Dimanche 13 décembre
La présidente danoise de la conférence, Connie Hedegaard, réunit un petit groupe de pays afin de faire avancer au plus vite les négociations sur les engagements et les financements
Lundi 14 décembre
En fin de matinée, les pays africains, soutenus par l’ensemble des pays en développement, quittent la table des négociations. Ils réclament que le protocole de Kyoto et sa prolongation au-delà de 2012 soient remis au centre des débats.
En début d’après-midi, après s’être entretenus avec Connie Hedegaard, les négociateurs réintègrent les négociations. La Présidence danoise a promis que l’accord final comprendrait deux décisions, l’une sous le protocole de Kyoto et l’autre sous la Convention climat des Nations unies.
Mardi 15 décembre
Nicolas Sarkozy reçoit à l’Élysée le Premier ministre éthiopien Meles Zenawi, chargé de représenter l’Afrique à la conférence de Copenhague. Ils élaborent une proposition pour l’accord final qui sera adopté à Copenhague.
Mercredi 16 décembre
Suite aux événements de dimanche et lundi, Connie Hedegaard quitte son poste. Elle est désormais chargée de se consacrer exclusivement aux consultations informelles des ministres pour aboutir à un accord, vendredi.
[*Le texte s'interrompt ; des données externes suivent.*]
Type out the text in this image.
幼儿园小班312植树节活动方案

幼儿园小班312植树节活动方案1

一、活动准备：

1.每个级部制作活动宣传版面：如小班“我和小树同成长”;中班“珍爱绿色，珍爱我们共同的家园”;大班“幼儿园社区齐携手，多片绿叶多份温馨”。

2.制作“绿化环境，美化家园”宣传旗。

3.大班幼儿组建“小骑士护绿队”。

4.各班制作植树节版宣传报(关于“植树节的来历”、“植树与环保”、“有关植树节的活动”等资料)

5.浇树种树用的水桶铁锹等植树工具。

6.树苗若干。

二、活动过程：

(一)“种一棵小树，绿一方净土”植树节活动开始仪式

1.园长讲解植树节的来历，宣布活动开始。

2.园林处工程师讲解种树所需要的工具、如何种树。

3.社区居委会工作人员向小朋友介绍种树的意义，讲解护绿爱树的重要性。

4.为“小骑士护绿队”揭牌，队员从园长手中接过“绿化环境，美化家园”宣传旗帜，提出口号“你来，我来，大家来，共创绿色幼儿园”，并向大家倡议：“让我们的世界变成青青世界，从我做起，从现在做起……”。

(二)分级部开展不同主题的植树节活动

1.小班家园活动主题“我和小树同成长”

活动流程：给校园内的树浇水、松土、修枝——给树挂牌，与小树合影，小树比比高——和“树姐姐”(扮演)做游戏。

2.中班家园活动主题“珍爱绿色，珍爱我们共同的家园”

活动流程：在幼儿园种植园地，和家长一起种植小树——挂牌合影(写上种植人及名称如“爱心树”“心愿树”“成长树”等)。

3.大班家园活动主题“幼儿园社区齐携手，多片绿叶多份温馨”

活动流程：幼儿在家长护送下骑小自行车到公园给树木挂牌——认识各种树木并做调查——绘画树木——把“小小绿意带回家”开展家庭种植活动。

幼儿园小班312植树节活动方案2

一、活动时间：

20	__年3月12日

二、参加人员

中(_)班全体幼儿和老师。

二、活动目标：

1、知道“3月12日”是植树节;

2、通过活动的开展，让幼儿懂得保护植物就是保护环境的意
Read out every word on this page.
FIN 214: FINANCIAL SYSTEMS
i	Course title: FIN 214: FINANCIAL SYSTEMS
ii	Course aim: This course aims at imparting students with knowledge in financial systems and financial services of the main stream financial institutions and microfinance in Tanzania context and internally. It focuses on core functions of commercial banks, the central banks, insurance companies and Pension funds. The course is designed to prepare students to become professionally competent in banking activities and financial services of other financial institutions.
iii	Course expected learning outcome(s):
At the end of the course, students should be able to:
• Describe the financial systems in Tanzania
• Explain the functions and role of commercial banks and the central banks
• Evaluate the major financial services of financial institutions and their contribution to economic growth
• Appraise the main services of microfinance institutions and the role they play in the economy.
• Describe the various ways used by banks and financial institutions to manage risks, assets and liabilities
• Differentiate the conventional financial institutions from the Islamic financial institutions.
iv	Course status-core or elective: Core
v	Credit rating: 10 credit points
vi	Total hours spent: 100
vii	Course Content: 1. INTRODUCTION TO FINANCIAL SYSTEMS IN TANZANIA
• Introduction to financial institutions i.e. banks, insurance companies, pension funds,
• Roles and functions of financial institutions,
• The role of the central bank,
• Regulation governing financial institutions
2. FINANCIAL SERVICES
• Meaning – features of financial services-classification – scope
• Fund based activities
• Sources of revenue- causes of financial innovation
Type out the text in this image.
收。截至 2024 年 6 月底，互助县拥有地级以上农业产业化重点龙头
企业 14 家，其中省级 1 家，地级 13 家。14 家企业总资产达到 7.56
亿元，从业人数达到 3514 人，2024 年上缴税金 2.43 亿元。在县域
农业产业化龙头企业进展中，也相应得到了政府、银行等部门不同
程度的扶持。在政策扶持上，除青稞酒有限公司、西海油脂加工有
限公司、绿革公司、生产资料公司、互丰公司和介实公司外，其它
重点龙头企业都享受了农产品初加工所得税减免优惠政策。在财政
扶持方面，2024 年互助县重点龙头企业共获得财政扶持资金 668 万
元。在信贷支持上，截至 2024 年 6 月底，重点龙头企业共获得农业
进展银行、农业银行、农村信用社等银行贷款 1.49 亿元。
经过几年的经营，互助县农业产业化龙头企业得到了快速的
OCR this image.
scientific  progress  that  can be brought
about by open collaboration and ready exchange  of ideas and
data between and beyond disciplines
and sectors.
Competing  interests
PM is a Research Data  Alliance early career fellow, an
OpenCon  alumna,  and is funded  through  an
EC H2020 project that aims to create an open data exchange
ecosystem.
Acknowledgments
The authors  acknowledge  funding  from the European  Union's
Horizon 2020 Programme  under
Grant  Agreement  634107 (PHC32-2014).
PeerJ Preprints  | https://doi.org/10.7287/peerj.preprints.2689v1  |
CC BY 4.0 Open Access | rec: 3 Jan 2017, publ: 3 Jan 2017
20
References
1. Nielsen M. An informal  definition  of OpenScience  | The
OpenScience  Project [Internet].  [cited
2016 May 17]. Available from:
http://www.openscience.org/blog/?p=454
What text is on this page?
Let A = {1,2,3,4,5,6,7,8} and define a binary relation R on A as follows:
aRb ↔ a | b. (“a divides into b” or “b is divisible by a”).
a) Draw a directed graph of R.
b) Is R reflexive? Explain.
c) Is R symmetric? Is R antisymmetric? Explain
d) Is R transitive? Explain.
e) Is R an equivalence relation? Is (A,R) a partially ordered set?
Nicolas Sarkozy et Gordon Brown reçoivent à Paris les chefs d’État africains du bassin du Congo. Une dizaine de chefs d’État – du Cameroun, de Centrafrique, du Congo, du Gabon, du Tchad, de République démocratique du Congo, du Rwanda, du Burundi, de Guinée Équatoriale, d’Angola et de Sao-Tomé et Principe – seront présents.